Griñán pide al Gobierno central que derogue la ley de tasas judiciales porque “genera desigualdad social”

Versión para impresiónVersión para impresión
24/11/2012

El presidente de la Junta afirma que la justicia de pago “es una vuelta al pasado” y recuerda que el Ejecutivo de Felipe González la derogó en 1986

Esta ley de tasas judiciales debe ser inmediatamente derogada porque genera desigualdad social”, sostiene el presidente de la Junta, José Antonio Griñán, en una nueva entrada de su blog (http://elblogdegriñan.es/).

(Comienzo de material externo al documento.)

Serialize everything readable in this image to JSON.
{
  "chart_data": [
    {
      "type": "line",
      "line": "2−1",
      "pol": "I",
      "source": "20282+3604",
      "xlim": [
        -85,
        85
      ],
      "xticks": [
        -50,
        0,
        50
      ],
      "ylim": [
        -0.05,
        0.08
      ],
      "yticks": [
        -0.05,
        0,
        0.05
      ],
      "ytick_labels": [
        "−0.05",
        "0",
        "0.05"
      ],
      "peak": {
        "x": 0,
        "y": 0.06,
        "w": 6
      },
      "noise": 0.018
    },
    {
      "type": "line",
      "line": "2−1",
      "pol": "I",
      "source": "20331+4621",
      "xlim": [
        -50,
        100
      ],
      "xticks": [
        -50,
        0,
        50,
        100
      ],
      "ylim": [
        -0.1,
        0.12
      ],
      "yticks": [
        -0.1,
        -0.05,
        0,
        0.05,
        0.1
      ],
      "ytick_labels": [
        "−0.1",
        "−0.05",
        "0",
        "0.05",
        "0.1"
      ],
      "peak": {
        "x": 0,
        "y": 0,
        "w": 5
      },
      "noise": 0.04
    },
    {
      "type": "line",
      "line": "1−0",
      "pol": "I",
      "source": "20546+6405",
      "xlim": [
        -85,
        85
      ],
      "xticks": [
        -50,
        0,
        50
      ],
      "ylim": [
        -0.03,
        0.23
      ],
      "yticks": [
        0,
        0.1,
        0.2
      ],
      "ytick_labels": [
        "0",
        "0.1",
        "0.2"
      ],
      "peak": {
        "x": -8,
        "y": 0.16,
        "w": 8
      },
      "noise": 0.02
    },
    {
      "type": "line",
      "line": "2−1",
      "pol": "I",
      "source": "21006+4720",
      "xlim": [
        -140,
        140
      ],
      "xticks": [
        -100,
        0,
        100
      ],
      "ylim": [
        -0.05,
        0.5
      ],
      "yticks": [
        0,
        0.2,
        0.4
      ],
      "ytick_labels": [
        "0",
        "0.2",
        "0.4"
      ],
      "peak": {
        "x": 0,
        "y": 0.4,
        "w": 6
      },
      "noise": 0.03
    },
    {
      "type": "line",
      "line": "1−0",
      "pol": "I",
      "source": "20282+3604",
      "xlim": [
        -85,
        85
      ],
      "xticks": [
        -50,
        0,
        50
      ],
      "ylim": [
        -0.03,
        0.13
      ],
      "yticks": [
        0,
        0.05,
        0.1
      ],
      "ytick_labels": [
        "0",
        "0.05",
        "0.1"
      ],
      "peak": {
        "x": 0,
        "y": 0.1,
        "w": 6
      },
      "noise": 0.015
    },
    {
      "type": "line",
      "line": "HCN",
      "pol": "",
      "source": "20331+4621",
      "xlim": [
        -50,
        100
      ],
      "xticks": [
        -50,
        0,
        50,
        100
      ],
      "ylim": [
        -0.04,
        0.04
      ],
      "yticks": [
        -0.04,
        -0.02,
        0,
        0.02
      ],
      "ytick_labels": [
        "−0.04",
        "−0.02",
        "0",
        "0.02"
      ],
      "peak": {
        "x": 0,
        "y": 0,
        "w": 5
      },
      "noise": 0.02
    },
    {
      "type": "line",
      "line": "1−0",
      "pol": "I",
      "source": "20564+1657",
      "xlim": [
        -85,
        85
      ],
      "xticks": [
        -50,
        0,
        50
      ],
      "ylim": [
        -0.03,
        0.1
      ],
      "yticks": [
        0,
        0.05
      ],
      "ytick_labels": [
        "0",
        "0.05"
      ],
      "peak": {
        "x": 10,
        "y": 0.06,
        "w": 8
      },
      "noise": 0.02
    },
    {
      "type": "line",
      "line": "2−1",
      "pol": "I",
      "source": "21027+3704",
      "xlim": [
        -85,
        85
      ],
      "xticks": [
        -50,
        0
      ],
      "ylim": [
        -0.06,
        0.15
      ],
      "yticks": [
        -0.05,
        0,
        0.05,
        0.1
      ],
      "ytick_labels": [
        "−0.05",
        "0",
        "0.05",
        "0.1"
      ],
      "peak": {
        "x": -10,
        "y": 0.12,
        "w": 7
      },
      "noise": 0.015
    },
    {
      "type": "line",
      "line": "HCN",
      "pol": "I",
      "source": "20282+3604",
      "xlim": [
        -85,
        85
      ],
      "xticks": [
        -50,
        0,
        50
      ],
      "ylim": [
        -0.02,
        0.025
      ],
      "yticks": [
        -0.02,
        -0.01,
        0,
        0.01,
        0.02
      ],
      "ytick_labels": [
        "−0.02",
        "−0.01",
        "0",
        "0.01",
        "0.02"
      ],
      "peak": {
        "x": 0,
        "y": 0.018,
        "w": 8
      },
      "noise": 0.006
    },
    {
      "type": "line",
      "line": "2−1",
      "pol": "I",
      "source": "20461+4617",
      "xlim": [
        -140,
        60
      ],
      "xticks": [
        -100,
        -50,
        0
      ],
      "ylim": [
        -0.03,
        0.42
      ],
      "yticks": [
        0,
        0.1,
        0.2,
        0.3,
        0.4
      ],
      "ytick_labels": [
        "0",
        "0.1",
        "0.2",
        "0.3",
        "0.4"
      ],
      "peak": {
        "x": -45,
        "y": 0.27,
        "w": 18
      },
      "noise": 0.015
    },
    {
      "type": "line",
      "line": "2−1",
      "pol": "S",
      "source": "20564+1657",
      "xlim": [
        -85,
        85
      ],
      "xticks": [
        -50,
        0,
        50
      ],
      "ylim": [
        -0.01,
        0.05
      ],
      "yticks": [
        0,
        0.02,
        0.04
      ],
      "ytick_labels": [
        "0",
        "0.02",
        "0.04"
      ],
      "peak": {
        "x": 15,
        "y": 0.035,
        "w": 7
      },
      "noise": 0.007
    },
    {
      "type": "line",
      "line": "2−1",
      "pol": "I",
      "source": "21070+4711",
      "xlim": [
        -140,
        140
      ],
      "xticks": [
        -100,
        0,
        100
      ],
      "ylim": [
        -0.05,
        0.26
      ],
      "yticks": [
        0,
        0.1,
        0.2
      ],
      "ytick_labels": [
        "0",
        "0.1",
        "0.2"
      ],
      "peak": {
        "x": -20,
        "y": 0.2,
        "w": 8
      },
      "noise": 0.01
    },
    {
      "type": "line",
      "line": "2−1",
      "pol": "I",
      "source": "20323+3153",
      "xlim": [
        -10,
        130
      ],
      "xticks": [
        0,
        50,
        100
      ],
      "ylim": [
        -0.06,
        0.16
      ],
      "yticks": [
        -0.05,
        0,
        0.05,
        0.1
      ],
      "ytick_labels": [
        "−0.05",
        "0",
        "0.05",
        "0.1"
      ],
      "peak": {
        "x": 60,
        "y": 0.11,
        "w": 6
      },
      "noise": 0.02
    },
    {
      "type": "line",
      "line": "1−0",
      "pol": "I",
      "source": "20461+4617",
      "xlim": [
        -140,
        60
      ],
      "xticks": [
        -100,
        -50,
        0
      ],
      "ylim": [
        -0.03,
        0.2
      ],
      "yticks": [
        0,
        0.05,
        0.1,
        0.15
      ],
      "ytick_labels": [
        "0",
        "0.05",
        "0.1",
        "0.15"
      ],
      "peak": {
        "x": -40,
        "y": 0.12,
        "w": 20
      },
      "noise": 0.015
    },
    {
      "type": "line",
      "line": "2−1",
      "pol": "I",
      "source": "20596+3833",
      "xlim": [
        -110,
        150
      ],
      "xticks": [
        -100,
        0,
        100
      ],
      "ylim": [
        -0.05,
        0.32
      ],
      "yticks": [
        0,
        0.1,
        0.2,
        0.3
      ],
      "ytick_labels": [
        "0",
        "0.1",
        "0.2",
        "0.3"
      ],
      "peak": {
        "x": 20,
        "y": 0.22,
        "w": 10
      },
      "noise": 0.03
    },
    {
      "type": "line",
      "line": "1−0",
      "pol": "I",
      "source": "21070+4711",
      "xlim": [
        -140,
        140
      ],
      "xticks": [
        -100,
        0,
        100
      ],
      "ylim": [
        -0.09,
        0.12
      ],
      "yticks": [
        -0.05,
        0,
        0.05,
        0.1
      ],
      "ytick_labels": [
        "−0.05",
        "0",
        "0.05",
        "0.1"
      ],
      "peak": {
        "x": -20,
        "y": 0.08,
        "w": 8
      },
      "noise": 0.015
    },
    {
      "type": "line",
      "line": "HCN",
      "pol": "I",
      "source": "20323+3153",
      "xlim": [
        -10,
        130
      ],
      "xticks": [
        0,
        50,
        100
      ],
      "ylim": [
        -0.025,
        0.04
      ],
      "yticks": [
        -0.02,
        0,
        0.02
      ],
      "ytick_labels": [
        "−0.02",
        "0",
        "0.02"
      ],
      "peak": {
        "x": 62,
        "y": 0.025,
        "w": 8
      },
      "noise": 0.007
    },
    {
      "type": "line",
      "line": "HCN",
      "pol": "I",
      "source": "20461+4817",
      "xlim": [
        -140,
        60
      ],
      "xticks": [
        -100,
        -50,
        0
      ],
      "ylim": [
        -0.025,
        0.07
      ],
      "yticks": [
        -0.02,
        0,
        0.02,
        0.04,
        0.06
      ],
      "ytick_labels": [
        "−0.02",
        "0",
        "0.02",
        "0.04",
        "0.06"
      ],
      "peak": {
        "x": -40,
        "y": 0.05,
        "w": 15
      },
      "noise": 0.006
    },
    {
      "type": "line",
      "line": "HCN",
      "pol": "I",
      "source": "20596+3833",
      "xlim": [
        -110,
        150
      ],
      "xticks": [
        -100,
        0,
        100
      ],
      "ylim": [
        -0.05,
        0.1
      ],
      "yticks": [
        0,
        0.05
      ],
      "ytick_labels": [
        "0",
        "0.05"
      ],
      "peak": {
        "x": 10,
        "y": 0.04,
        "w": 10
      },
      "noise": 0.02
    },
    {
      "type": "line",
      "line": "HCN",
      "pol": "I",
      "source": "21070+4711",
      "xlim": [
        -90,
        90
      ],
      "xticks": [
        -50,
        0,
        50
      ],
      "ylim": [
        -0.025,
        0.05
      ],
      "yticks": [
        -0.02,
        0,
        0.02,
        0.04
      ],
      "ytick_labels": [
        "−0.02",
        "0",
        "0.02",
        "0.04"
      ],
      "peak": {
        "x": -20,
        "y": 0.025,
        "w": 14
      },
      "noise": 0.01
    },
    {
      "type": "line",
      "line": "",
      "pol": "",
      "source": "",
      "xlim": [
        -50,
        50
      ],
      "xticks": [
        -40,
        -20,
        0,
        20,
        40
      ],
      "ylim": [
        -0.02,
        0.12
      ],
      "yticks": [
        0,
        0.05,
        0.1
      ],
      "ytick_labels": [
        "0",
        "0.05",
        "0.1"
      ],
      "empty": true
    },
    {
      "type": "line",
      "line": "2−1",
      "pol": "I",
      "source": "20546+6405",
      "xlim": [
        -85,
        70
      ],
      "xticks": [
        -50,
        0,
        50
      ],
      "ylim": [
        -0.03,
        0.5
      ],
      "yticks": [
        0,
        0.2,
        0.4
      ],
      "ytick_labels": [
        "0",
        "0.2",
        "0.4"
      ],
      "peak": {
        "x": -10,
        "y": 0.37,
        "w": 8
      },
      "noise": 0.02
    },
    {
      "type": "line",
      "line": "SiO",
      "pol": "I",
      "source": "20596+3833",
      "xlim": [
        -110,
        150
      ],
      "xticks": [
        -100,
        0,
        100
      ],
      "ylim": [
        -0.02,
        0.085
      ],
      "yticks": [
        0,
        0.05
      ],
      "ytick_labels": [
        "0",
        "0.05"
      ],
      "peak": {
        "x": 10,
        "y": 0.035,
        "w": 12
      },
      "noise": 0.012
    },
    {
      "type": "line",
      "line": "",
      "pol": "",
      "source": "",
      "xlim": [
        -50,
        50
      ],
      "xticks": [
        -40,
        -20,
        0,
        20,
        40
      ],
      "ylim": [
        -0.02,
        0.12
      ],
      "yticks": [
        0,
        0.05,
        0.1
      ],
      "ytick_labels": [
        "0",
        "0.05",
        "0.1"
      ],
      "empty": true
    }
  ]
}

Griñán reflexiona en su post sobre la entrada en vigor de la nueva ley de tasas judiciales, sacada adelante por el PP en el Congreso pese a contar con la oposición del resto de partidos políticos, de sindicatos, de la mayoría del sector de la justicia y de las asociaciones de consumidores.

Griñán sostiene que esta justicia de pago representa “un peldaño más en la escalada hacia la desigualdad con la que se está afrontando la salida de la crisis”. En este sentido, el presidente andaluz recuerda que la implantación de tasas judiciales de forma generalizada viene a sumarse a otras medidas igualmente lesivas por la desigualdad social que fomentan, caso de “la reforma laboral, la privatización de servicios públicos fundamentales como los sanitarios, el deterioro de la educación pública y la pérdida de la atención a las personas mayores”.

“En este deterioro acelerado de nuestro modelo social, las tasas judiciales son una forma de pretender salir de la crisis a través de la desigualdad”, reitera Griñán, quien juzga esta medida del Gobierno central como “una vuelta al pasado, pues supone volver a considerar a la gente como súbditos en vez de ciudadanos” al ponerle trabas económicas a su derecho a litigar contra las sanciones impuestas por las Administraciones públicas.

Para el presidente del Ejecutivo regional, la ley de tasas supone igualmente una vuelta al pasado porque “va en la dirección contraria a la Historia”, pues reimplanta una sistema de tarifas que, recuerda, ya derogó en 1986 un Gobierno socialista, el de Felipe González.

Griñán considera que “la función de hacer justicia debe ser fundamentalmente gratuita y debe equilibrar las relaciones desiguales que se dan en la sociedad”. Esta desigualdad se ve incluso acentuada, ha alertado, tras la reforma laboral, puesto que ésta fía “todo el poder al empresario”, rompiendo el necesario equilibrio de relaciones con el trabajador, lo que dificultará, impedirá o disuadirá a éste de litigar al encontrarse, a partir de ahora, con esta barrera económica obligatoria.

El presidente andaluz insiste en la necesidad de que “exista justicia gratuita” e insta a “impedir que se implanten tasas que puedan quebrar o disuadir del legítimo derecho de cada ciudadano a litigar con plenas garantías de que se hará justicia”.